Nel flash memo che ho letto ricorre molte volte la parola “crisi”: in effetti è di moda dire di occuparsi di crisi, da l’idea di “esserci sempre”, di poter garantire al Cliente tempi di risposta immediati ed una soluzione sempre pronta al problema. Chi tra i colleghi si occupa davvero di crisis avrà già un sorriso sarcastico sulla bocca: sappiamo tutti cosa significa venir svegliati nel pieno della notte per un problema davvero serio, e mettere a frutto quei due anni di simulazione di scenari per rispondere rapidamente ed efficacemente al problema in poche mezze ore.
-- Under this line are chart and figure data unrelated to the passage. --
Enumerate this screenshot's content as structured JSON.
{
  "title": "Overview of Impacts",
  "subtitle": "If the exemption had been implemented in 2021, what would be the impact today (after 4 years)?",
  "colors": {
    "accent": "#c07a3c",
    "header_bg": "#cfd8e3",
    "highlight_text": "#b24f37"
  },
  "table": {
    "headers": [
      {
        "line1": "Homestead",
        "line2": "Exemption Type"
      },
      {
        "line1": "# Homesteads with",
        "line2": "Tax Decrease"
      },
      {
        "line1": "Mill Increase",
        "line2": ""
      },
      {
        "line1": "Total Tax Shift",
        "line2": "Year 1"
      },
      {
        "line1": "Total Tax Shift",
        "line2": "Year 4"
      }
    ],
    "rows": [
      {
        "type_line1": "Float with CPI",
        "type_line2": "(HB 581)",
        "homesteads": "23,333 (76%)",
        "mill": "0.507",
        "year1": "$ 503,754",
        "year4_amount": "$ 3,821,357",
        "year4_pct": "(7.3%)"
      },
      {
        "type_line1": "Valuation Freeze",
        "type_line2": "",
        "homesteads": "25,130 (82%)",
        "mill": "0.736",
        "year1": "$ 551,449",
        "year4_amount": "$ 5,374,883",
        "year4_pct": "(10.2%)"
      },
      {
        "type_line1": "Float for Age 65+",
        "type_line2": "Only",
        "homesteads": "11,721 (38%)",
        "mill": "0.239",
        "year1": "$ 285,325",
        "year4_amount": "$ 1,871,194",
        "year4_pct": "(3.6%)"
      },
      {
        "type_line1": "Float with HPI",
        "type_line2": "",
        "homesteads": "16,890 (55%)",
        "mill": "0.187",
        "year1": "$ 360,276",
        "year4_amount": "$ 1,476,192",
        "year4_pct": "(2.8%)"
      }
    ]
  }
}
Ma torniamo al rischio di pandemia influenzale per le aziende. Il flash memo di Protiviti cavalca l’onda snocciolando dati: già 7.000 casi di contagio in Italia, e possibili previsioni di un terzo della popolazione statunitense a letto di qui agli inizi del 2010. Rischio di collasso delle attività aziendali. Necessità di portarsi subito avanti con il lavoro, “vaccinando” le aziende con un piano di gestione della pandemia influenzale (crisis plan), sia preventivo con un’adeguata Business Impact Analysis, che correttivo, per garantire la business continuity.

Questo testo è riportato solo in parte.